The 8 a.m. bell hadn’t even rung yet and sweat was already trickling down my back. The late summer sun simmered the humid air, foretelling triple-digit temperatures during lunch time. I was already cursing the long jeans my legs were sweltering in.
The pink printed tank top and shorts I had decided on a week before would have been mercifully breezy enough for me to survive the heatwave, but instead I found myself reaching for jeans that morning to cover the purple welts and scabs striping the backs of my legs.
The night before, my clothes for the next day had been deemed indecent for someone my age, sparking a storm of rage. Stinging words and hands slapped my face, and then a wooden ladle descended across my legs until it splintered into several pieces. Screaming and pleading through tears only incited further anger, something I had learned very early on, so I resorted to crying myself to sleep when it was over in the early hours of the morning.
The day of my half-sister’s promotion from eighth grade, she was beaten on her legs until she couldn’t sit on the wooden dining chairs for the rest of the summer.
Punishments extended beyond the physical and took on the form of humiliation. Years before these incidents, I was stripped of everything but my underclothes, dragged by my hair onto the porch and locked out. I was huddling behind the slotted fence, trying to quiet my sobs so that I could be let back in, when a car pulled out of the night and stopped on the curb right in front of our home. A man I had never seen before stepped out and looked around. I scooted over to a narrow pillar to conceal myself behind it, its popcorned points digging into my skin as I held my breath for an eternity. After about three minutes, the man left, and 20 minutes later, I was let back in.
It would be unfairly forgiving and incredibly false to assume that these are the only instances of abuse I have experienced and witnessed; dozens more episodes and their perpetrators have blurred and become indistinguishable from each other.
And though these memories have been scarred on to my being, it would also be wrong to consider me uniquely strong for enduring them.
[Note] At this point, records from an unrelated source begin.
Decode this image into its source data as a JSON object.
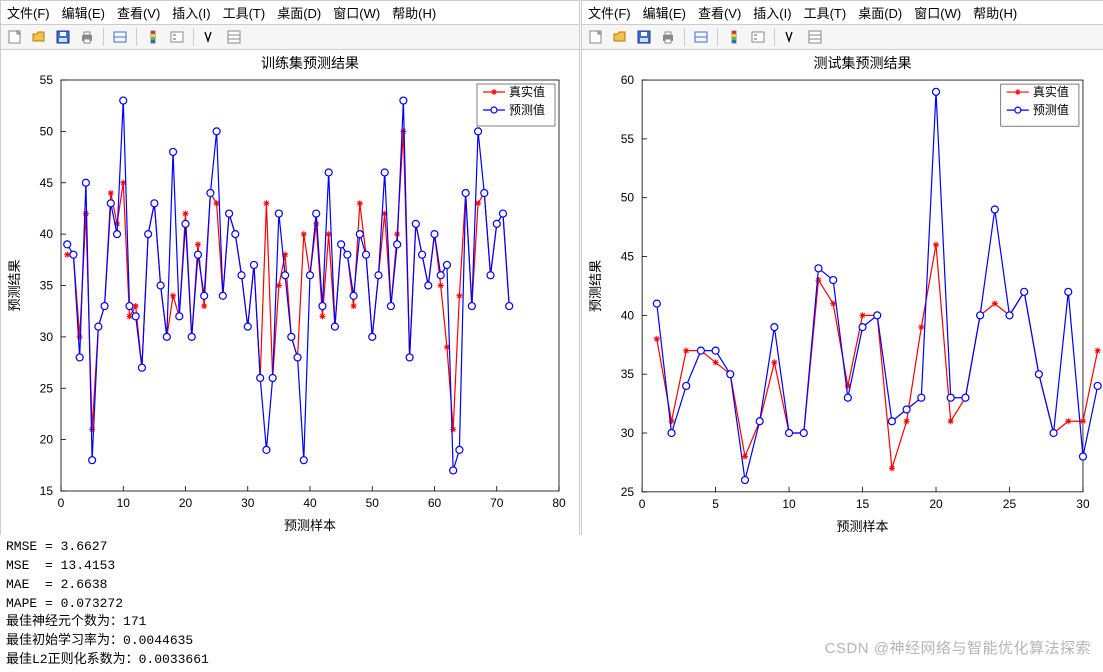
{
  "menus": {
    "file": "文件(F)",
    "edit": "编辑(E)",
    "view": "查看(V)",
    "insert": "插入(I)",
    "tools": "工具(T)",
    "desktop": "桌面(D)",
    "window": "窗口(W)",
    "help": "帮助(H)"
  },
  "chart_data": [
    {
      "type": "line",
      "title": "训练集预测结果",
      "xlabel": "预测样本",
      "ylabel": "预测结果",
      "xlim": [
        0,
        80
      ],
      "ylim": [
        15,
        55
      ],
      "xticks": [
        0,
        10,
        20,
        30,
        40,
        50,
        60,
        70,
        80
      ],
      "yticks": [
        15,
        20,
        25,
        30,
        35,
        40,
        45,
        50,
        55
      ],
      "legend": [
        "真实值",
        "预测值"
      ],
      "legend_colors": [
        "#ff0000",
        "#0000ff"
      ],
      "legend_markers": [
        "*",
        "o"
      ],
      "x": [
        1,
        2,
        3,
        4,
        5,
        6,
        7,
        8,
        9,
        10,
        11,
        12,
        13,
        14,
        15,
        16,
        17,
        18,
        19,
        20,
        21,
        22,
        23,
        24,
        25,
        26,
        27,
        28,
        29,
        30,
        31,
        32,
        33,
        34,
        35,
        36,
        37,
        38,
        39,
        40,
        41,
        42,
        43,
        44,
        45,
        46,
        47,
        48,
        49,
        50,
        51,
        52,
        53,
        54,
        55,
        56,
        57,
        58,
        59,
        60,
        61,
        62,
        63,
        64,
        65,
        66,
        67,
        68,
        69,
        70,
        71,
        72
      ],
      "series": [
        {
          "name": "真实值",
          "color": "#ff0000",
          "marker": "*",
          "y": [
            38,
            38,
            30,
            42,
            21,
            31,
            33,
            44,
            41,
            45,
            32,
            33,
            27,
            40,
            43,
            35,
            30,
            34,
            32,
            42,
            30,
            39,
            33,
            44,
            43,
            34,
            42,
            40,
            36,
            31,
            37,
            26,
            43,
            26,
            35,
            38,
            30,
            28,
            40,
            36,
            41,
            32,
            40,
            31,
            39,
            38,
            33,
            43,
            38,
            30,
            36,
            42,
            33,
            40,
            50,
            28,
            41,
            38,
            35,
            40,
            35,
            29,
            21,
            34,
            44,
            33,
            43,
            44,
            36,
            41,
            42,
            33
          ]
        },
        {
          "name": "预测值",
          "color": "#0000ff",
          "marker": "o",
          "y": [
            39,
            38,
            28,
            45,
            18,
            31,
            33,
            43,
            40,
            53,
            33,
            32,
            27,
            40,
            43,
            35,
            30,
            48,
            32,
            41,
            30,
            38,
            34,
            44,
            50,
            34,
            42,
            40,
            36,
            31,
            37,
            26,
            19,
            26,
            42,
            36,
            30,
            28,
            18,
            36,
            42,
            33,
            46,
            31,
            39,
            38,
            34,
            40,
            38,
            30,
            36,
            46,
            33,
            39,
            53,
            28,
            41,
            38,
            35,
            40,
            36,
            37,
            17,
            19,
            44,
            33,
            50,
            44,
            36,
            41,
            42,
            33
          ]
        }
      ]
    },
    {
      "type": "line",
      "title": "测试集预测结果",
      "xlabel": "预测样本",
      "ylabel": "预测结果",
      "xlim": [
        0,
        30
      ],
      "ylim": [
        25,
        60
      ],
      "xticks": [
        0,
        5,
        10,
        15,
        20,
        25,
        30
      ],
      "yticks": [
        25,
        30,
        35,
        40,
        45,
        50,
        55,
        60
      ],
      "legend": [
        "真实值",
        "预测值"
      ],
      "legend_colors": [
        "#ff0000",
        "#0000ff"
      ],
      "legend_markers": [
        "*",
        "o"
      ],
      "x": [
        1,
        2,
        3,
        4,
        5,
        6,
        7,
        8,
        9,
        10,
        11,
        12,
        13,
        14,
        15,
        16,
        17,
        18,
        19,
        20,
        21,
        22,
        23,
        24,
        25,
        26,
        27,
        28,
        29,
        30,
        31
      ],
      "series": [
        {
          "name": "真实值",
          "color": "#ff0000",
          "marker": "*",
          "y": [
            38,
            31,
            37,
            37,
            36,
            35,
            28,
            31,
            36,
            30,
            30,
            43,
            41,
            34,
            40,
            40,
            27,
            31,
            39,
            46,
            31,
            33,
            40,
            41,
            40,
            42,
            35,
            30,
            31,
            31,
            37
          ]
        },
        {
          "name": "预测值",
          "color": "#0000ff",
          "marker": "o",
          "y": [
            41,
            30,
            34,
            37,
            37,
            35,
            26,
            31,
            39,
            30,
            30,
            44,
            43,
            33,
            39,
            40,
            31,
            32,
            33,
            59,
            33,
            33,
            40,
            49,
            40,
            42,
            35,
            30,
            42,
            28,
            34
          ]
        }
      ]
    }
  ],
  "console": {
    "rmse_label": "RMSE",
    "rmse": "3.6627",
    "mse_label": "MSE",
    "mse": "13.4153",
    "mae_label": "MAE",
    "mae": "2.6638",
    "mape_label": "MAPE",
    "mape": "0.073272",
    "best_neurons_label": "最佳神经元个数为：",
    "best_neurons": "171",
    "best_lr_label": "最佳初始学习率为：",
    "best_lr": "0.0044635",
    "best_l2_label": "最佳L2正则化系数为：",
    "best_l2": "0.0033661"
  },
  "watermark": "CSDN @神经网络与智能优化算法探索"
}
Being beaten by your parents and grandparents has become a sort a twisted joke in the Asian American community. Comparisons of the creative and painful punishments that they have conjured up are punctuated freely with laughter and smiles. YouTube personalities have made “on the street” videos asking Asian American millennials about their experiences with physical punishment. Being hit with metal coat hangers is not uncommon, and the interviewer himself lightheartedly recalls a time he was sent to the emergency room by his parents’ hands.
Our apparent insensitivity toward the subject reflects a saddening acceptance of violence. Like some messed up family tradition, violence is passed down through generations, rearing its head in the form domestic abuse, child abuse or both. Often, one causes the other. Many of us hurt as children are left with permanent emotional and physical scars, but we don’t always vow to end the cycle. Instead, we often believe that the diligence and work ethic beaten into us enabled us to fulfill our dreams. In an immigrant-heavy culture, temporary pain means nothing if it is rewarded with socioeconomic success. By attributing our successes to our bruises, the abused become potential abusers hoping to instill the same values in our own children.
But our jokes and banter, though they may draw sneers from outsiders, also symbolize the end of normalized physical punishment. Moving away from this violent form of “tough love” won’t be solved by bombarding parents with statistical mumbo-jumbo, though. The generational chain of violence can be severed with an honest self-evaluation by the abused, on the years I’ve wasted wallowing in anxiety and severe depression. And by realizing the debilitating consequences of our abuse, and not just our subsequent success, we can mend the splintered ladle and cook up some real love.